Dello stesso parere, Erminia Licchelli, presidente di Confturismo Lecce, secondo la quale “le aziende vogliono essere rappresentate da chi tutela effettivamente i diritti di tutta la categoria e non da chi rappresenta principalmente se stesso. Non è questo il modo di risolvere i problemi, non è con le provocazioni che si ottengono i risultati, ma con il buon senso e la giusta dose di tenacia e di competenza tecnica”.

“L’auspicio di tutti - conclude Alfredo Prete, Presidente di Confcommercio Lecce - è che insieme si possa continuare ad operare per il bene del territorio, cercando da una parte di tutelare, in qualità di associazioni di categoria, gli operatori del settore turistico, dall’altro di promuovere al meglio l’immagine del Salento e della Puglia a livello nazionale e internazionale, consapevoli che la crescita e lo sviluppo del nostro territorio dipende dall’impegno di tutti noi”.

Ma, nello specifico, cosa contiene questo depliant?

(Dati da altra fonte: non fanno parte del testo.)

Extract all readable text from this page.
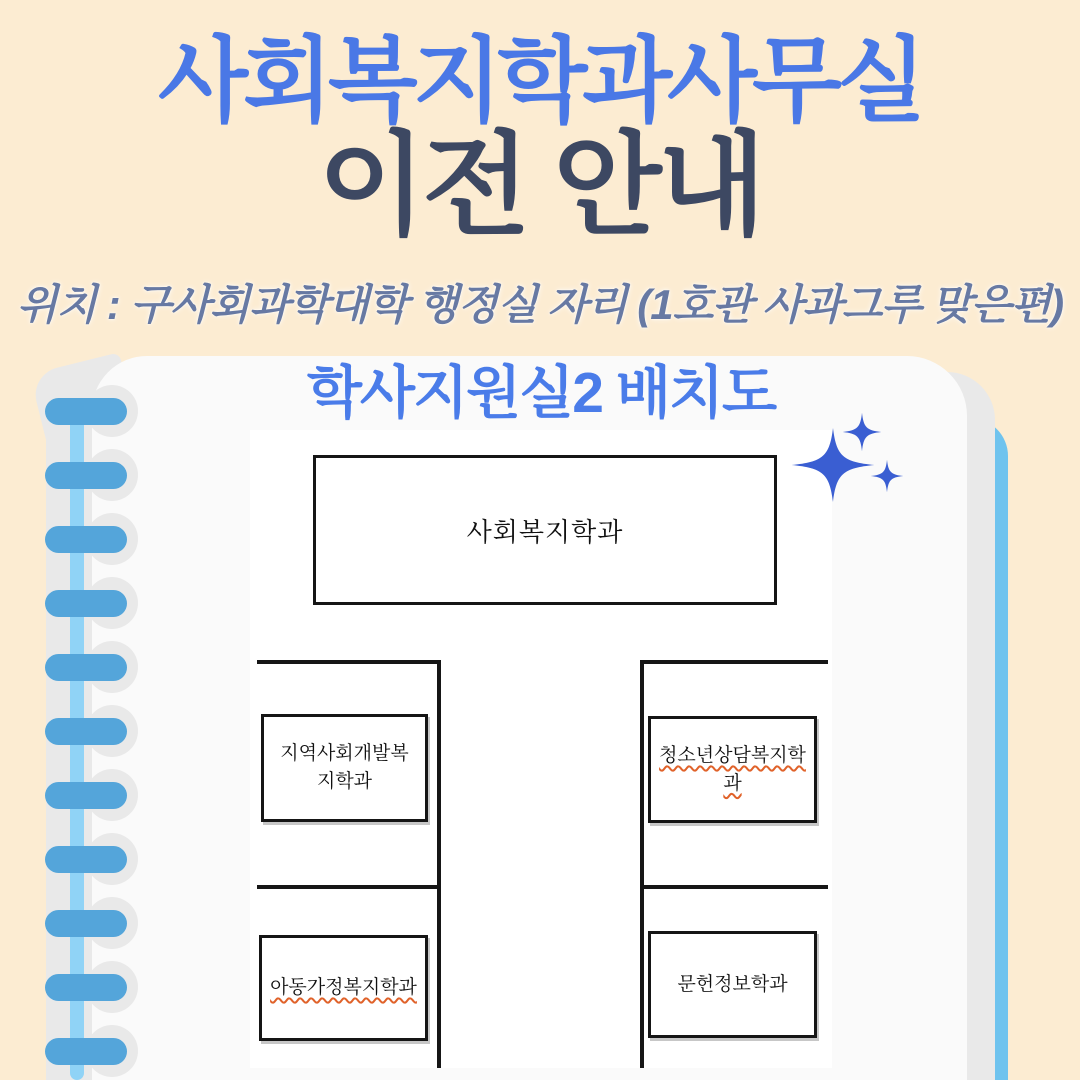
사회복지학과사무실
이전 안내

위치 : 구사회과학대학 행정실 자리 (1호관 사과그루 맞은편)

학사지원실2 배치도
사회복지학과
지역사회개발복지학과
아동가정복지학과
청소년상담복지학과
문헌정보학과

Le foto dei litorali salentini e pugliesi colpiti dall’erosione, paragonati alle immagini di come le stesse spiagge si presentassero anni fa. Il motivo di questa scelta starebbe nel sensibilizzare l’opinione pubblica sulla “totale indifferenza politica – come precisa Della Valle - soprattutto di quella delegata alla tutela costieradesise2008-2, cioè quella regionale, che più volte punta il dito contro la categoria dei balneari quali responsabili dell’erosione costiera e che oltremodo vengono ancor più puniti dall’approvazione del Piano regionale delle coste, che addirittura revoca le concessioni demaniali per processi erosivi nel tratto di spiaggia concessa”.

“Abbiamo fotografato – spiega ancora Della Valle - tutti gli scarichi in mare in fase di autorizzazione e quelli autorizzati dalla Regione Puglia che più volte versano in mare liquami e non acqua depurata. Adesso basta. Porteremo il depliant alla Bit e chiediamo che le numerose risorse economiche spese da parte della politica alla ‘passerella milanese’ siano risparmiate e messe a disposizione per iniziare un’attenta e professionale cura del prezioso territorio costiero”.


Una battaglia, dunque, di campanile, giocata ancora una volta a colpi di recriminazioni reciproche tra i duellanti, che, però, sembra appassionare nei termini in cui viene affrontata davvero poche persone.